L'argent récolté servira à aider les jeunes musiciens participant au Festival de Castleton, que Lorin Maazel a fondé en 2009 en Virginie.
"J'ai joué ce Guadagnini pour la première fois à l'âge de 15 ans et il a été depuis mon plus proche compagnon", déclare le musicien.
Un simple clic de souris par un expert et ce violon deviendra la propriété d'un riche acheteur qui restera sans doute anonyme, comme c'est souvent le cas.
Le "Lady Blunt", un Stradivarius datant de 1721 et propriété de la Fondation japonaise de musique, a été vendu aux enchères le 20 juin par Tarisio pour 15,9 millions de dollars, une somme record qui servira à aider les victimes du tsunami. L'identité de l'acheteur n'a pas été révélée.

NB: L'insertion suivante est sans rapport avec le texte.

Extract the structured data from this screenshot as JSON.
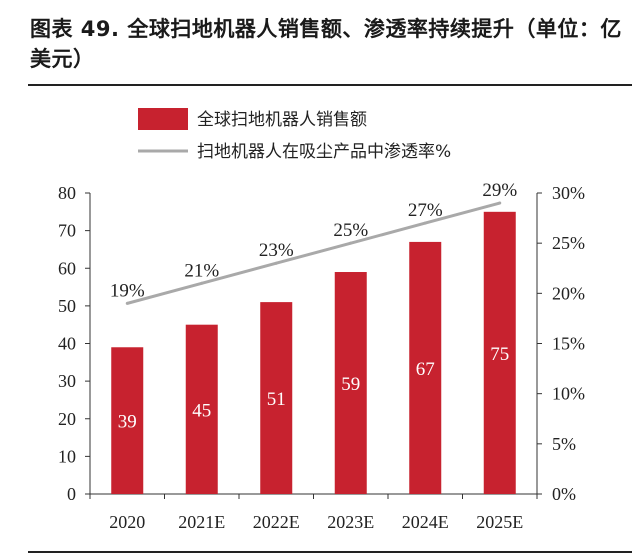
{
  "title": "图表 49. 全球扫地机器人销售额、渗透率持续提升（单位：亿美元）",
  "chart_data": {
    "type": "bar",
    "categories": [
      "2020",
      "2021E",
      "2022E",
      "2023E",
      "2024E",
      "2025E"
    ],
    "series": [
      {
        "name": "全球扫地机器人销售额",
        "type": "bar",
        "axis": "left",
        "color": "#c7222f",
        "values": [
          39,
          45,
          51,
          59,
          67,
          75
        ],
        "labels": [
          "39",
          "45",
          "51",
          "59",
          "67",
          "75"
        ]
      },
      {
        "name": "扫地机器人在吸尘产品中渗透率%",
        "type": "line",
        "axis": "right",
        "color": "#a9a9a9",
        "values": [
          19,
          21,
          23,
          25,
          27,
          29
        ],
        "labels": [
          "19%",
          "21%",
          "23%",
          "25%",
          "27%",
          "29%"
        ]
      }
    ],
    "y_left": {
      "min": 0,
      "max": 80,
      "step": 10,
      "ticks": [
        "0",
        "10",
        "20",
        "30",
        "40",
        "50",
        "60",
        "70",
        "80"
      ]
    },
    "y_right": {
      "min": 0,
      "max": 30,
      "step": 5,
      "ticks": [
        "0%",
        "5%",
        "10%",
        "15%",
        "20%",
        "25%",
        "30%"
      ]
    },
    "legend_position": "top-left",
    "grid": false
  }
}
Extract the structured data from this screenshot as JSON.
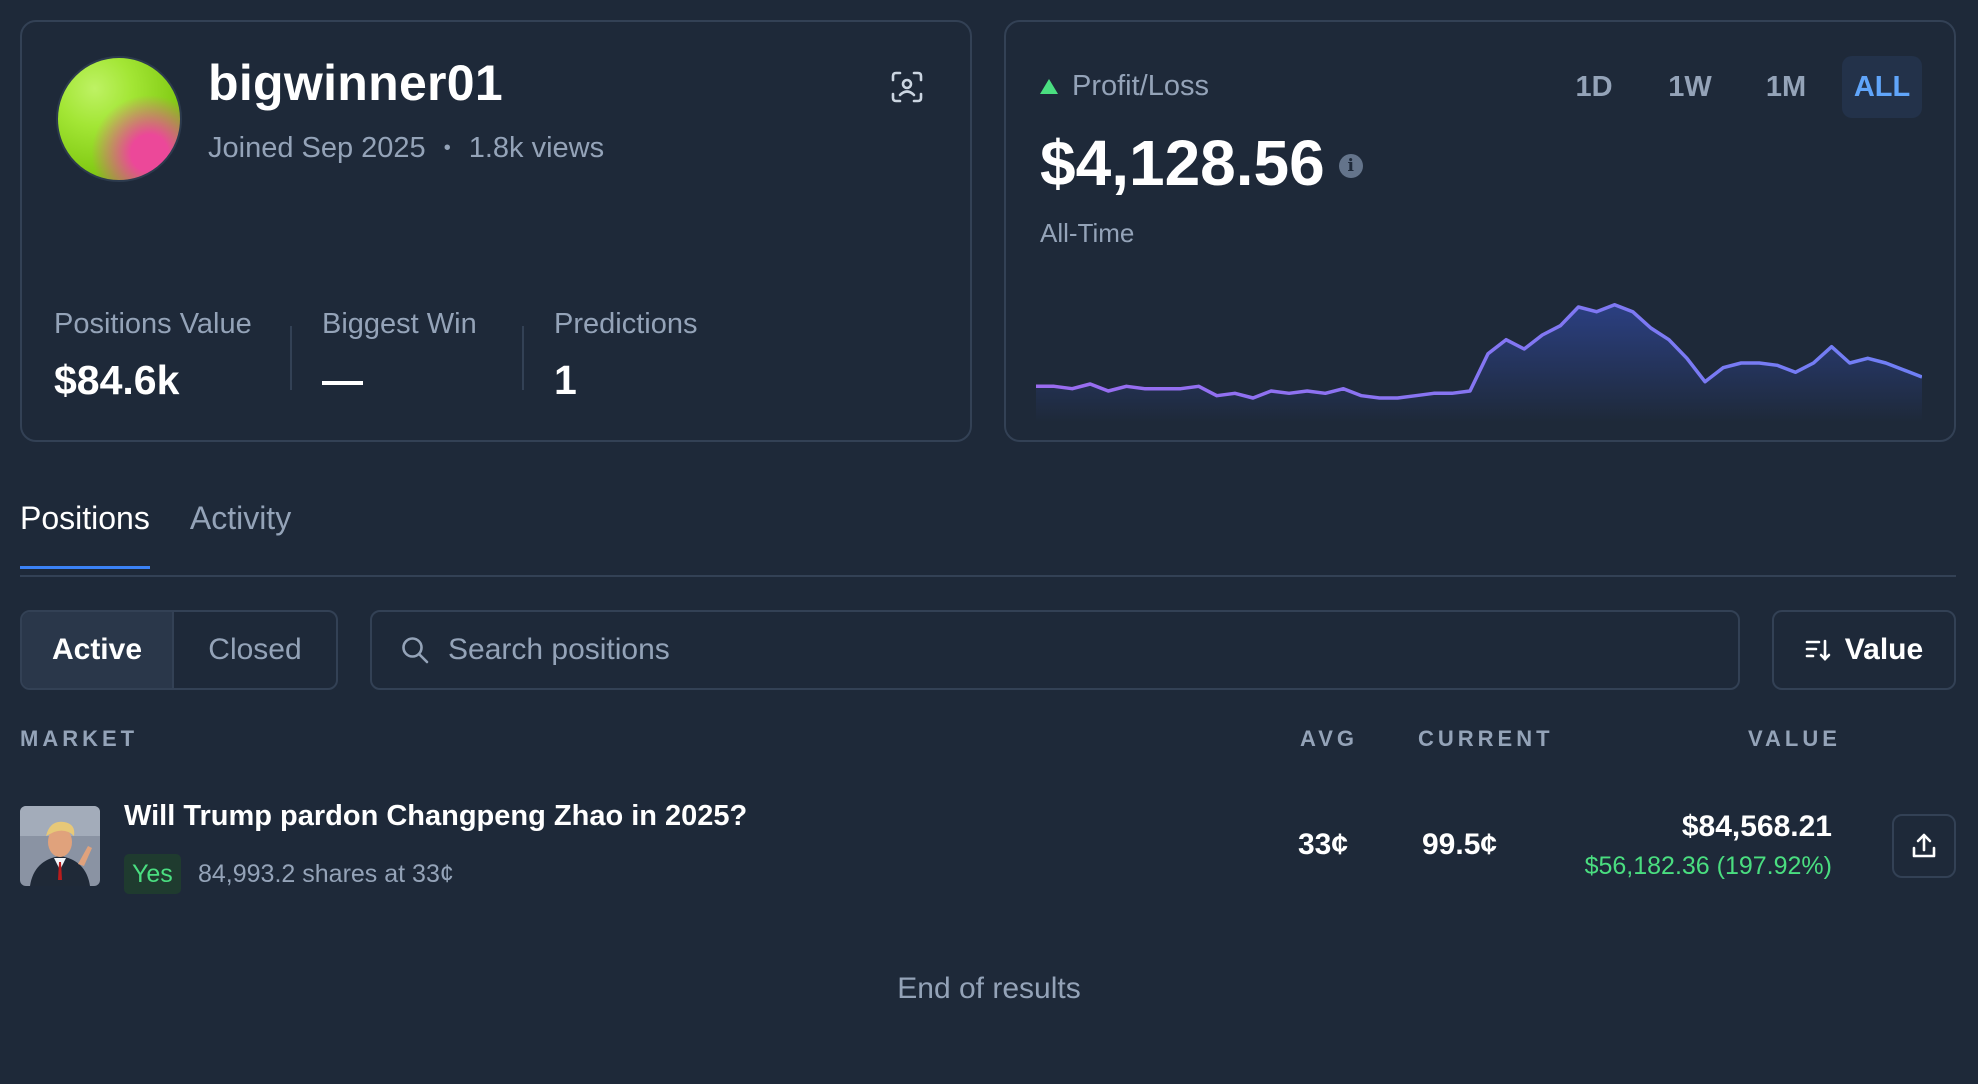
{
  "profile": {
    "username": "bigwinner01",
    "joined": "Joined Sep 2025",
    "separator": "•",
    "views": "1.8k views",
    "stats": [
      {
        "label": "Positions Value",
        "value": "$84.6k"
      },
      {
        "label": "Biggest Win",
        "value": "—"
      },
      {
        "label": "Predictions",
        "value": "1"
      }
    ],
    "icons": {
      "scan": "scan-icon"
    }
  },
  "pnl": {
    "label": "Profit/Loss",
    "value": "$4,128.56",
    "info_glyph": "i",
    "period": "All-Time",
    "ranges": [
      "1D",
      "1W",
      "1M",
      "ALL"
    ],
    "active_range": "ALL"
  },
  "chart_data": {
    "type": "area",
    "title": "",
    "xlabel": "",
    "ylabel": "",
    "grid": false,
    "values": [
      4.0,
      4.0,
      3.95,
      4.05,
      3.9,
      4.0,
      3.95,
      3.95,
      3.95,
      4.0,
      3.8,
      3.85,
      3.75,
      3.9,
      3.85,
      3.9,
      3.85,
      3.95,
      3.8,
      3.75,
      3.75,
      3.8,
      3.85,
      3.85,
      3.9,
      4.7,
      5.0,
      4.8,
      5.1,
      5.3,
      5.7,
      5.6,
      5.75,
      5.6,
      5.25,
      5.0,
      4.6,
      4.1,
      4.4,
      4.5,
      4.5,
      4.45,
      4.3,
      4.5,
      4.85,
      4.5,
      4.6,
      4.5,
      4.35,
      4.2
    ],
    "colors": {
      "line": "#9b6cf0",
      "line_end": "#6f7ff5",
      "fill": "#3b5bdb"
    }
  },
  "tabs": [
    {
      "label": "Positions",
      "active": true
    },
    {
      "label": "Activity",
      "active": false
    }
  ],
  "filter": {
    "active": "Active",
    "closed": "Closed"
  },
  "search": {
    "placeholder": "Search positions",
    "value": ""
  },
  "sort": {
    "label": "Value"
  },
  "table": {
    "headers": {
      "market": "MARKET",
      "avg": "AVG",
      "current": "CURRENT",
      "value": "VALUE"
    },
    "rows": [
      {
        "title": "Will Trump pardon Changpeng Zhao in 2025?",
        "outcome": "Yes",
        "shares": "84,993.2 shares at 33¢",
        "avg": "33¢",
        "current": "99.5¢",
        "value": "$84,568.21",
        "pnl": "$56,182.36 (197.92%)"
      }
    ]
  },
  "footer": "End of results",
  "colors": {
    "background": "#1e2939",
    "border": "#334155",
    "accent": "#3b82f6",
    "positive": "#4ade80",
    "muted": "#94a3b8"
  }
}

"Il est souvent difficile de savoir qui achète ces instruments", explique à l'AFP le luthier parisien Bernard Salin. "Les acheteurs, des sponsors très riches, des millionnaires, veulent généralement rester anonymes".
Le virtuose russe Maxim Vengerov a été l'un des derniers musiciens à pouvoir acquérir un Stradivarius, en 1998.
La plupart des virtuoses aujourd'hui jouent sur des violons prêtés par des sponsors: Renaud Capuçon joue sur un Guarnerius del Gesu ayant appartenu au virtuose américain Isaac Stern et prêté par la Banque Suisse Italienne, tandis que Laurent Korcia joue sur un Stradivarius de 1719, le "Zhan", prêté par la société LVMH.
D'autres musiciens pourtant, comme l'Américaine Hilary Hahn ont fait le choix d'un instrument moins prestigieux mais qui leur appartienne en propre.
"Les sponsors parient sur le fait que le musicien auquel ils prêtent va être très connu et que ce succès valorisera leur instrument", affirme Bernard Salin. "Un violon ayant appartenu à Isaac Stern ou à Yehudi Menuhin, c'est un bon investissement", précise-t-il. Car les violons les meilleurs sont ceux qui ont été le mieux joués.